NO ONE gets this right first time! | Super tricky A-Level Maths question

Nah this brother is saving so many individual's grades!

ASC

I had this in a test recently and managed to get it right, I made a cubic in terms of t then drew a sketch with 4 roots.I then differentiated to find the maximum and minimum values. Then used those to find the upper limit for k. Then as it was a quartic I used the discriminant to find the lower limit for k. Pretty tough question honestly

reload

the radius of circle c1 has to be greater than the minimum distance between the center of C1 and parabola C2. it's objectively ludicrous to frame the question this way, but for many students the constrained optimization problem will feel more familiar, and when you're under pressure that counts.

theupson

Pls make many more videos like this, they are super helpful and help understand maths easy . Keep it up

otherthings

Excellent content !!!! KEEP MAKING MORE FOR EVERYTHING A STAR QUESTIONS NEEDED THANK YOU SO MUCH

akhilms

icl i wouda never spotted that i wouldve just looked at a quartic graph and see t^4+t^2-(k), and see the possible values when theres 4 sols but this is good algebraically

infintysolar

Nice problem! My solution was for the lower bound was similar. For the upper bound, perhaps a graphical approach is easier to intuit.

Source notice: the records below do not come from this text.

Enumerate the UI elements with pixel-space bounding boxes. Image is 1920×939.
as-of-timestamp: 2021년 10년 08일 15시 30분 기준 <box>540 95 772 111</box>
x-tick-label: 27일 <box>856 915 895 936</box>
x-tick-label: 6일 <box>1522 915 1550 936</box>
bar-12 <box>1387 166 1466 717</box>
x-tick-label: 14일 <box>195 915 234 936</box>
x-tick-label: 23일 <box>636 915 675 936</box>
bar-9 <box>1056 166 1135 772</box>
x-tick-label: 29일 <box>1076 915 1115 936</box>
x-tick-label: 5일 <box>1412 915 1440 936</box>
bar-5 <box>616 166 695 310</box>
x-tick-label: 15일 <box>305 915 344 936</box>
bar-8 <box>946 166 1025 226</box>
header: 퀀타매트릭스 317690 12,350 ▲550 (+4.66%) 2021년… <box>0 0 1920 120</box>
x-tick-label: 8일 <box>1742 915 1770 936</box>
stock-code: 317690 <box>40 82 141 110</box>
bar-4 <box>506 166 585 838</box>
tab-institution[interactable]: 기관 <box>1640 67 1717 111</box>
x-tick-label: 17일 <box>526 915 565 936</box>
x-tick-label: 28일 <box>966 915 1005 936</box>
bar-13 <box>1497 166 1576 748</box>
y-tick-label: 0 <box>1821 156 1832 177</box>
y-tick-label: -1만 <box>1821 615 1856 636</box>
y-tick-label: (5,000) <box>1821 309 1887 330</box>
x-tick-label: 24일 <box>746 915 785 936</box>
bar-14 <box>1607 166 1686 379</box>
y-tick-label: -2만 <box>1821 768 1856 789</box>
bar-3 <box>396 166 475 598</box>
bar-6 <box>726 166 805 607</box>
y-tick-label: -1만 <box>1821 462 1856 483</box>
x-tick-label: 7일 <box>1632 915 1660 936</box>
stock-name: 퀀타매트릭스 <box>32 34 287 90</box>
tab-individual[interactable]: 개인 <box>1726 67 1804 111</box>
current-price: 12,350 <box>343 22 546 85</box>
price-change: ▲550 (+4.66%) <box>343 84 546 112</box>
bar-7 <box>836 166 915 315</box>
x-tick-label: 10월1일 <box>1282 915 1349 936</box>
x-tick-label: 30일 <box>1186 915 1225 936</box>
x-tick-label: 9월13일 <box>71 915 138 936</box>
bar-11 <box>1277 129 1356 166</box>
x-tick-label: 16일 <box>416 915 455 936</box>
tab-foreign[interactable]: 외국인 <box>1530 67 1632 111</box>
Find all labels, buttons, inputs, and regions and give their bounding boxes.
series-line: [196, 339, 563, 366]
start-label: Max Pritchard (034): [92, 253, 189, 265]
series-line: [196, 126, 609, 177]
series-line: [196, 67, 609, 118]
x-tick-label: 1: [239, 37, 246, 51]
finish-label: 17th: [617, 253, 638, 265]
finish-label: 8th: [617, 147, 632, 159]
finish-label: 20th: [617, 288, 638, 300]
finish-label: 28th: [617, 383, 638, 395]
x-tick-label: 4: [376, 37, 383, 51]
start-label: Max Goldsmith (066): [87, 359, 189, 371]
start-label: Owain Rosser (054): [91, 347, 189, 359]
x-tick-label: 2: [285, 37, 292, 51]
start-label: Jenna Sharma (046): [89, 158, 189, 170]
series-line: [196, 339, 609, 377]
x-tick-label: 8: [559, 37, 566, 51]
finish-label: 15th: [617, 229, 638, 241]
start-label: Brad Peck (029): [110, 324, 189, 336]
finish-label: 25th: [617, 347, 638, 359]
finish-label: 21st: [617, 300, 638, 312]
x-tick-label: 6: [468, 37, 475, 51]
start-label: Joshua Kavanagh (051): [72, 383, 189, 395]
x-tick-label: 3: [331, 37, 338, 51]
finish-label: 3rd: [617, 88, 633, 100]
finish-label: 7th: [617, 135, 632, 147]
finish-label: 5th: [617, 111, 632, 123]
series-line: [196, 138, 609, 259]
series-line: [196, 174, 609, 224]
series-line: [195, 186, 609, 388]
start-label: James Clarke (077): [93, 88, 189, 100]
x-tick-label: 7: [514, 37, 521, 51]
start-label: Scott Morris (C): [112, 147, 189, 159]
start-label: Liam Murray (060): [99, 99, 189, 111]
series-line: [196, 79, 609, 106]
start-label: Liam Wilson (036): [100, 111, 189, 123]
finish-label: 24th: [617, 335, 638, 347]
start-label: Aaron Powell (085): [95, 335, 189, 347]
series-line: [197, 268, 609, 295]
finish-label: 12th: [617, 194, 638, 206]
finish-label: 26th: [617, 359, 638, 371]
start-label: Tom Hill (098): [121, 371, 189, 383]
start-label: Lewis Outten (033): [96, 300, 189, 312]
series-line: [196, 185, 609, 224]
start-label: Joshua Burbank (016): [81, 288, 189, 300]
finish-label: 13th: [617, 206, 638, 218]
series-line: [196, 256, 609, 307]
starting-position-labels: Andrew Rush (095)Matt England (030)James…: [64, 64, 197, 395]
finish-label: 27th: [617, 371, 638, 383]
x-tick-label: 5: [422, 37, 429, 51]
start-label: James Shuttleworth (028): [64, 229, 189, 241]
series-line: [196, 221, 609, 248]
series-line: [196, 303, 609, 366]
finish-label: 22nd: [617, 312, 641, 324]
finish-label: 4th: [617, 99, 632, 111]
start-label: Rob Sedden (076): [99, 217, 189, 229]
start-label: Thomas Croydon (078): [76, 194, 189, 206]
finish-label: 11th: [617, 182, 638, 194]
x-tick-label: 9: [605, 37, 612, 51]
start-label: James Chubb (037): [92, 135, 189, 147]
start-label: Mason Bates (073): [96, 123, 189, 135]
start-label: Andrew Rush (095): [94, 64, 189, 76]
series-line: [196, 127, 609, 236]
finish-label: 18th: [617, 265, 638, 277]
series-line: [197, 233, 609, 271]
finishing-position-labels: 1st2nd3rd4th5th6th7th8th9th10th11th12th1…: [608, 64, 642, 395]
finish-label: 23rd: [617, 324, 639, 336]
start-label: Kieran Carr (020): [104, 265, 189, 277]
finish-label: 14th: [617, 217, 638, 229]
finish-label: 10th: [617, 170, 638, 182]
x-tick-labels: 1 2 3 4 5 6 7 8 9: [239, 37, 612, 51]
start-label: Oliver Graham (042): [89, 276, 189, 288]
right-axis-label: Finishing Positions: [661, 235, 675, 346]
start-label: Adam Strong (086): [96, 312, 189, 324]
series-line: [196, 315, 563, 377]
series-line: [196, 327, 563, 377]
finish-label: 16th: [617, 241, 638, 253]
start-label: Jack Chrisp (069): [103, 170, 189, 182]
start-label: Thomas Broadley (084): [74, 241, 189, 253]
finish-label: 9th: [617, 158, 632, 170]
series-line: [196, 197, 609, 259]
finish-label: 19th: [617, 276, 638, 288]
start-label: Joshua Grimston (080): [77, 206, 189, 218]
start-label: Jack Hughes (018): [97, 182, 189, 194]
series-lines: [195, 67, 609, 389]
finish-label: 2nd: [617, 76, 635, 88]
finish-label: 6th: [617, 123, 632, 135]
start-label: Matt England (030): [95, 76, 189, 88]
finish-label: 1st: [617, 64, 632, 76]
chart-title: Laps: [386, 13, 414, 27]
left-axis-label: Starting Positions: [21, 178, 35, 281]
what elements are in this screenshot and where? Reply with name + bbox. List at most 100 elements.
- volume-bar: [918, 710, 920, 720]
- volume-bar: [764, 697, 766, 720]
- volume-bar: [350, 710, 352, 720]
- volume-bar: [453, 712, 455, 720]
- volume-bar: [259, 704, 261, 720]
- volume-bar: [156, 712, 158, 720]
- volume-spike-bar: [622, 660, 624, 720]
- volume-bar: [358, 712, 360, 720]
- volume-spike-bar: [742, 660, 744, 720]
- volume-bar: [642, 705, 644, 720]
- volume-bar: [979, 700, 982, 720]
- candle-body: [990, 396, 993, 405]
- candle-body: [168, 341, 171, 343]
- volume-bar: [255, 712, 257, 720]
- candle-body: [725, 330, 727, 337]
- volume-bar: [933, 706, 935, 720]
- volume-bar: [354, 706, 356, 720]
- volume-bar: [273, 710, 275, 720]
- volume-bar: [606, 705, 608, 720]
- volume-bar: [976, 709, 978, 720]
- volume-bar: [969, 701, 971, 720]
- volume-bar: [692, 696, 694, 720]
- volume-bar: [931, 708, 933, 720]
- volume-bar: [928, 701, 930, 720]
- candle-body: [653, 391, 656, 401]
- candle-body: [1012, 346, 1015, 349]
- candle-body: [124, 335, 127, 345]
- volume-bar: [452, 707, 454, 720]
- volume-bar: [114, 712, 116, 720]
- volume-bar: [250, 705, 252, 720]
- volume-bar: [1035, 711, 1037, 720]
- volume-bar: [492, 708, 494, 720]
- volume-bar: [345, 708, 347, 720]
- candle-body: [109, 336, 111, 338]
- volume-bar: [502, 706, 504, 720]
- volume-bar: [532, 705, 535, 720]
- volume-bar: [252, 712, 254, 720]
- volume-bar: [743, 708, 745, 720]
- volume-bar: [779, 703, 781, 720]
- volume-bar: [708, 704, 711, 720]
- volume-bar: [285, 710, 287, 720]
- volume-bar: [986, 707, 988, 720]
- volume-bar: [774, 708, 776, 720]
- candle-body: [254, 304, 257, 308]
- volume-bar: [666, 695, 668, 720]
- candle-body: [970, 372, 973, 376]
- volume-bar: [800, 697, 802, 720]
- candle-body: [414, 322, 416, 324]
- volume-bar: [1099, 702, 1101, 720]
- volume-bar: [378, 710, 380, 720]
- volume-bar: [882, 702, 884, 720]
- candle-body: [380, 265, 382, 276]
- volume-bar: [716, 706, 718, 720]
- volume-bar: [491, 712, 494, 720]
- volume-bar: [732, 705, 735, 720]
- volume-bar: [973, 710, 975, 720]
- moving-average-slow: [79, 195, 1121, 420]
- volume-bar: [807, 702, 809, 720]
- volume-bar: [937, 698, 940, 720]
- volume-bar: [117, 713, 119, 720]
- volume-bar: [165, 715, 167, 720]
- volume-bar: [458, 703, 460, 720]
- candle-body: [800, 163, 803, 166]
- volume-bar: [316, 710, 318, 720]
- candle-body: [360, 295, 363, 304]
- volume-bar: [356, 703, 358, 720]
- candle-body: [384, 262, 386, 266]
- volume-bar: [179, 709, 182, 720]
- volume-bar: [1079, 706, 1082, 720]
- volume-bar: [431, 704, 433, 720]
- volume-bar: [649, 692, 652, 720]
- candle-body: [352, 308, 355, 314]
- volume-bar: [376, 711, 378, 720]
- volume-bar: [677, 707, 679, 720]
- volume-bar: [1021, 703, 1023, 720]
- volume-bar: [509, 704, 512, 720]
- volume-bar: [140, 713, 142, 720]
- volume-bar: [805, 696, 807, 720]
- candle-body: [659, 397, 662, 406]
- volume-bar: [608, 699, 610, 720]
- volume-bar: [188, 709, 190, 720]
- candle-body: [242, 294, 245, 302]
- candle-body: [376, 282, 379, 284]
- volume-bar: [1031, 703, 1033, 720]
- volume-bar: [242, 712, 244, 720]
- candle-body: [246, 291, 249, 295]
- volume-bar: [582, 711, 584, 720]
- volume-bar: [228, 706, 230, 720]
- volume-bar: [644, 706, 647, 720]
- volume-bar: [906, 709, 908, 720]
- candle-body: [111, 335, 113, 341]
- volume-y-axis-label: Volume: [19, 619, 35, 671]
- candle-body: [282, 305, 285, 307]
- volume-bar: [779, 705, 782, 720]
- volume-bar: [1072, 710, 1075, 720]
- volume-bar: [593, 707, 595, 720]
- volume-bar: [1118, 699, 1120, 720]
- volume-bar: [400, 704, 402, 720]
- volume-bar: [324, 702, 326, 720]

First i let k+25=r for simplicity. By completing the square, I turned the equations into (x-5)^2 + y^2 = r^2 ==> y=sqrt[r^2-(x-5)^2] and y=±2sqrt(x) then solved for positive discriminant to get k>-9.

On the graph, which looks like a sideways parabola intersecting a circle centered at (5, 0), I noticed that there are :
1. no intersections when the circle is "inside" the parabola (this is when k<-9).
2. two intersections when k=-9 (tangent on the inside)
3. four intersections when the circle does not go past the origin, but is past the tangent state.
4. three intersections when the curves are tangent at the origin
5. two intersections when the radius is bigger than in part 3

So for the upper bound, we just need to find when the curves are tangent at the origin, then all the radii between that and k=-9 are the solution.
It's clear that when the curves are tangent at the origin, the radius of the circle is 5 ==> r^2 = k+25 = 5^2 = 25 ==> k=0.

so the solutions is k ∈ (-9, 0)

limegagliano

Hello sir, can you please make videos about IAL pure maths 2 and Statistics 1?

thanoschin

Hey sir when are you going to make predictions for mathematics IGCSE edexcel. Please can you nmake them ASAP. And your channel is literally saving my grades!!

idk.igcse_

hello sir, can you make a video about May/June igsce edexcel predicted paper 1h? My exam is in 2 months.Thank you

parveshfilms

at 3:51 how did you know it already had 2 distinct real roots

zxin

Brother, can you make videos on igcse edexcel science?

T-ch

This is wrong, k can be greater than 0

Josama